The only reason this wasn't used much is that this was hardly ever needed. Sprites are displaying moving objects, background non-moving objects. On the older consoles like the NES sharing sprites and background tiles make sense because there's so few sprites : When an object is moving only rarely, it makes sense to draw it as background, and sprites only when it's actually moving. On the SNES there's enough sprites, so they can just use sprites even for objects which are rarely moving.
One example for such is units in Fire Emblem. On the NES version and the first SNES game, they are drawn with background, except the moving units which are then drawn with sprites. On the last 2 SNES games, as well as the GBA games, the units are just sprites, no matter whether they're moving or not; this probably greatly simplifies programming. I have no idea why they stuck to the BG/sprites changes hassle in the first SNES game, you should analyze it to see whether they re-use sprites as BG or if it's another VRAM page.
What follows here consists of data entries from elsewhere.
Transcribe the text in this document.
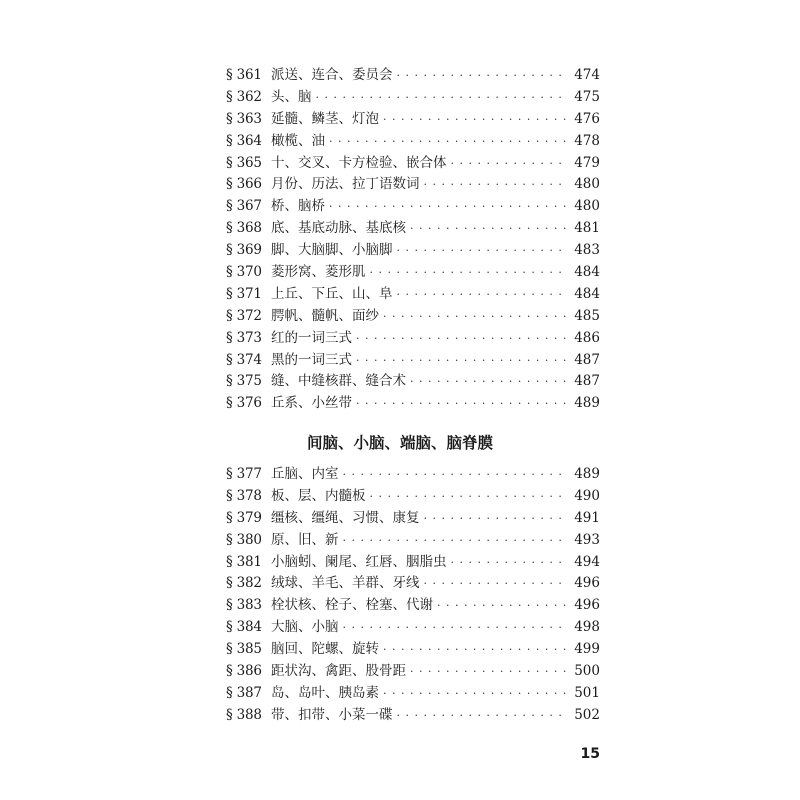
§ 361 派送、连合、委员会 · · ·	474
§ 362 头、脑 · · ·	475
§ 363 延髓、鳞茎、灯泡 · · ·	476
§ 364 橄榄、油 · · ·	478
§ 365 十、交叉、卡方检验、嵌合体 · · ·	479
§ 366 月份、历法、拉丁语数词 · · ·	480
§ 367 桥、脑桥 · · ·	480
§ 368 底、基底动脉、基底核 · · ·	481
§ 369 脚、大脑脚、小脑脚 · · ·	483
§ 370 菱形窝、菱形肌 · · ·	484
§ 371 上丘、下丘、山、阜 · · ·	484
§ 372 腭帆、髓帆、面纱 · · ·	485
§ 373 红的一词三式 · · ·	486
§ 374 黑的一词三式 · · ·	487
§ 375 缝、中缝核群、缝合术 · · ·	487
§ 376 丘系、小丝带 · · ·	489
间脑、小脑、端脑、脑脊膜
§ 377 丘脑、内室 · · ·	489
§ 378 板、层、内髓板 · · ·	490
§ 379 缰核、缰绳、习惯、康复 · · ·	491
§ 380 原、旧、新 · · ·	493
§ 381 小脑蚓、阑尾、红唇、胭脂虫 · · ·	494
§ 382 绒球、羊毛、羊群、牙线 · · ·	496
§ 383 栓状核、栓子、栓塞、代谢 · · ·	496
§ 384 大脑、小脑 · · ·	498
§ 385 脑回、陀螺、旋转 · · ·	499
§ 386 距状沟、禽距、股骨距 · · ·	500
§ 387 岛、岛叶、胰岛素 · · ·	501
§ 388 带、扣带、小菜一碟 · · ·	502
15
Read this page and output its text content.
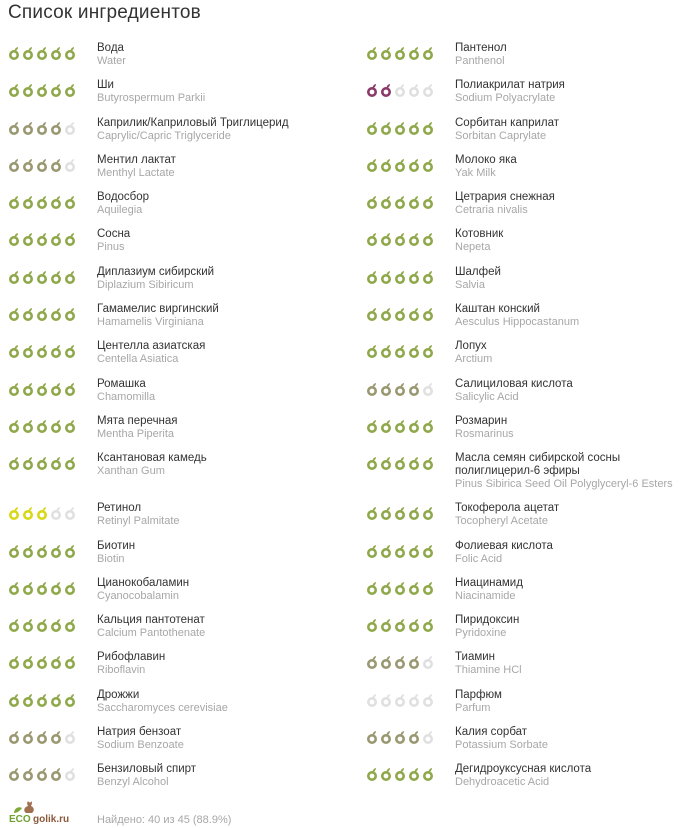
Список ингредиентов
Вода
Water
Ши
Butyrospermum Parkii
Каприлик/Каприловый Триглицерид
Caprylic/Capric Triglyceride
Ментил лактат
Menthyl Lactate
Водосбор
Aquilegia
Сосна
Pinus
Диплазиум сибирский
Diplazium Sibiricum
Гамамелис виргинский
Hamamelis Virginiana
Центелла азиатская
Centella Asiatica
Ромашка
Chamomilla
Мята перечная
Mentha Piperita
Ксантановая камедь
Xanthan Gum
Ретинол
Retinyl Palmitate
Биотин
Biotin
Цианокобаламин
Cyanocobalamin
Кальция пантотенат
Calcium Pantothenate
Рибофлавин
Riboflavin
Дрожжи
Saccharomyces cerevisiae
Натрия бензоат
Sodium Benzoate
Бензиловый спирт
Benzyl Alcohol
Пантенол
Panthenol
Полиакрилат натрия
Sodium Polyacrylate
Сорбитан каприлат
Sorbitan Caprylate
Молоко яка
Yak Milk
Цетрария снежная
Cetraria nivalis
Котовник
Nepeta
Шалфей
Salvia
Каштан конский
Aesculus Hippocastanum
Лопух
Arctium
Салициловая кислота
Salicylic Acid
Розмарин
Rosmarinus
Масла семян сибирской сосны полиглицерил-6 эфиры
Pinus Sibirica Seed Oil Polyglyceryl-6 Esters
Токоферола ацетат
Tocopheryl Acetate
Фолиевая кислота
Folic Acid
Ниацинамид
Niacinamide
Пиридоксин
Pyridoxine
Тиамин
Thiamine HCl
Парфюм
Parfum
Калия сорбат
Potassium Sorbate
Дегидроуксусная кислота
Dehydroacetic Acid
ECO golik.ru	Найдено: 40 из 45 (88.9%)
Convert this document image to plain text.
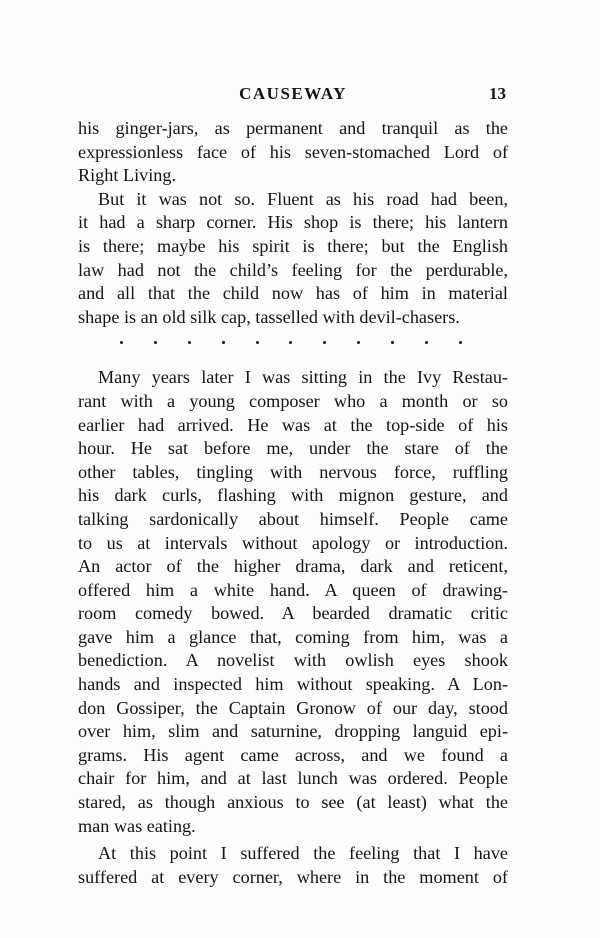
CAUSEWAY	13
his ginger-jars, as permanent and tranquil as the
expressionless face of his seven-stomached Lord of
Right Living.
But it was not so. Fluent as his road had been,
it had a sharp corner. His shop is there; his lantern
is there; maybe his spirit is there; but the English
law had not the child’s feeling for the perdurable,
and all that the child now has of him in material
shape is an old silk cap, tasselled with devil-chasers.
Many years later I was sitting in the Ivy Restau-
rant with a young composer who a month or so
earlier had arrived. He was at the top-side of his
hour. He sat before me, under the stare of the
other tables, tingling with nervous force, ruffling
his dark curls, flashing with mignon gesture, and
talking sardonically about himself. People came
to us at intervals without apology or introduction.
An actor of the higher drama, dark and reticent,
offered him a white hand. A queen of drawing-
room comedy bowed. A bearded dramatic critic
gave him a glance that, coming from him, was a
benediction. A novelist with owlish eyes shook
hands and inspected him without speaking. A Lon-
don Gossiper, the Captain Gronow of our day, stood
over him, slim and saturnine, dropping languid epi-
grams. His agent came across, and we found a
chair for him, and at last lunch was ordered. People
stared, as though anxious to see (at least) what the
man was eating.
At this point I suffered the feeling that I have
suffered at every corner, where in the moment of
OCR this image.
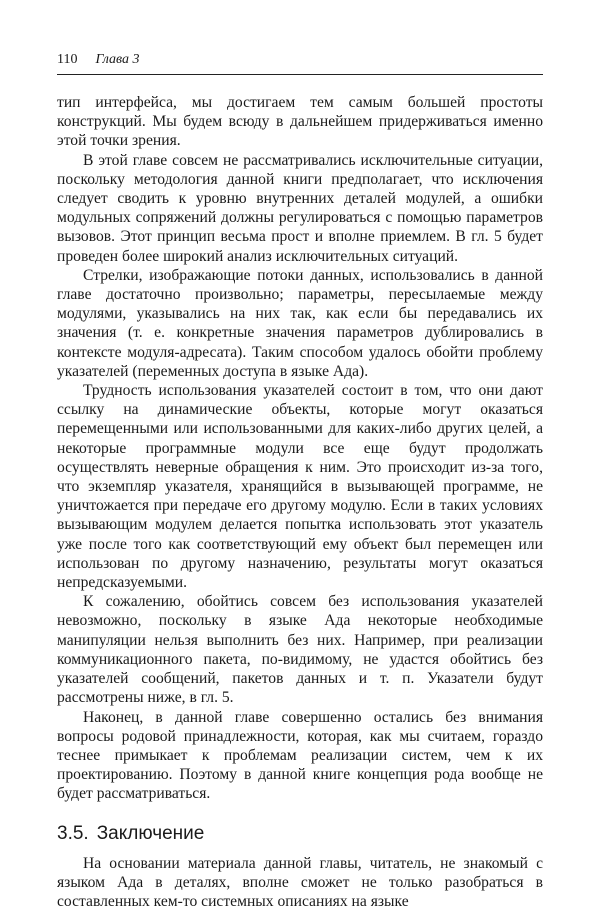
110 Глава 3

тип интерфейса, мы достигаем тем самым большей простоты конструкций. Мы будем всюду в дальнейшем придерживаться именно этой точки зрения.

В этой главе совсем не рассматривались исключительные ситуации, поскольку методология данной книги предполагает, что исключения следует сводить к уровню внутренних деталей модулей, а ошибки модульных сопряжений должны регулироваться с помощью параметров вызовов. Этот принцип весьма прост и вполне приемлем. В гл. 5 будет проведен более широкий анализ исключительных ситуаций.

Стрелки, изображающие потоки данных, использовались в данной главе достаточно произвольно; параметры, пересылаемые между модулями, указывались на них так, как если бы передавались их значения (т. е. конкретные значения параметров дублировались в контексте модуля-адресата). Таким способом удалось обойти проблему указателей (переменных доступа в языке Ада).

Трудность использования указателей состоит в том, что они дают ссылку на динамические объекты, которые могут оказаться перемещенными или использованными для каких-либо других целей, а некоторые программные модули все еще будут продолжать осуществлять неверные обращения к ним. Это происходит из-за того, что экземпляр указателя, хранящийся в вызывающей программе, не уничтожается при передаче его другому модулю. Если в таких условиях вызывающим модулем делается попытка использовать этот указатель уже после того как соответствующий ему объект был перемещен или использован по другому назначению, результаты могут оказаться непредсказуемыми.

К сожалению, обойтись совсем без использования указателей невозможно, поскольку в языке Ада некоторые необходимые манипуляции нельзя выполнить без них. Например, при реализации коммуникационного пакета, по-видимому, не удастся обойтись без указателей сообщений, пакетов данных и т. п. Указатели будут рассмотрены ниже, в гл. 5.

Наконец, в данной главе совершенно остались без внимания вопросы родовой принадлежности, которая, как мы считаем, гораздо теснее примыкает к проблемам реализации систем, чем к их проектированию. Поэтому в данной книге концепция рода вообще не будет рассматриваться.

3.5. Заключение

На основании материала данной главы, читатель, не знакомый с языком Ада в деталях, вполне сможет не только разобраться в составленных кем-то системных описаниях на языке
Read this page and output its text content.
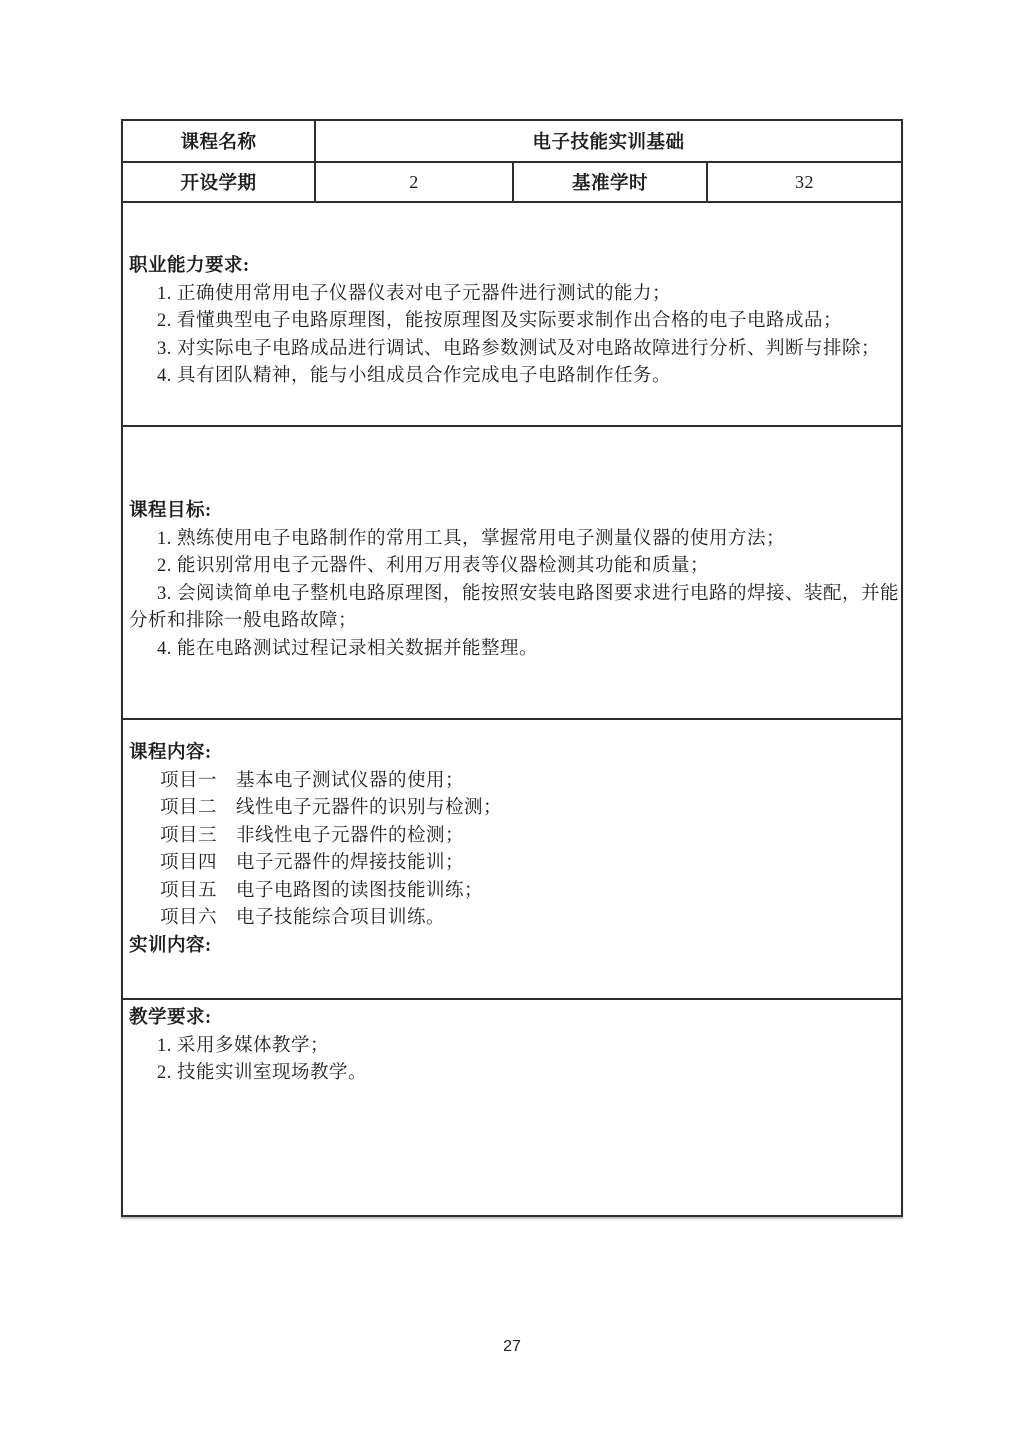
课程名称	电子技能实训基础
开设学期	2	基准学时	32
职业能力要求:
1. 正确使用常用电子仪器仪表对电子元器件进行测试的能力；
2. 看懂典型电子电路原理图，能按原理图及实际要求制作出合格的电子电路成品；
3. 对实际电子电路成品进行调试、电路参数测试及对电路故障进行分析、判断与排除；
4. 具有团队精神，能与小组成员合作完成电子电路制作任务。
课程目标:
1. 熟练使用电子电路制作的常用工具，掌握常用电子测量仪器的使用方法；
2. 能识别常用电子元器件、利用万用表等仪器检测其功能和质量；
3. 会阅读简单电子整机电路原理图，能按照安装电路图要求进行电路的焊接、装配，并能分析和排除一般电路故障；
4. 能在电路测试过程记录相关数据并能整理。
课程内容:
项目一　基本电子测试仪器的使用；
项目二　线性电子元器件的识别与检测；
项目三　非线性电子元器件的检测；
项目四　电子元器件的焊接技能训；
项目五　电子电路图的读图技能训练；
项目六　电子技能综合项目训练。
实训内容:
教学要求:
1. 采用多媒体教学；
2. 技能实训室现场教学。
27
Another example is the falling blocks in Castlevania games. In Castlevania III, they are displayed as background, and when you step on them for a short time, they start to fall off, blank tiles are written to the background and the falling blocks turn into sprites so they can physically move. In Super Castlevania IV, the exact same falling blocks are simply displayed as sprites all the time, even before they start falling (to be verified, I'm only 95% sure of that ^^).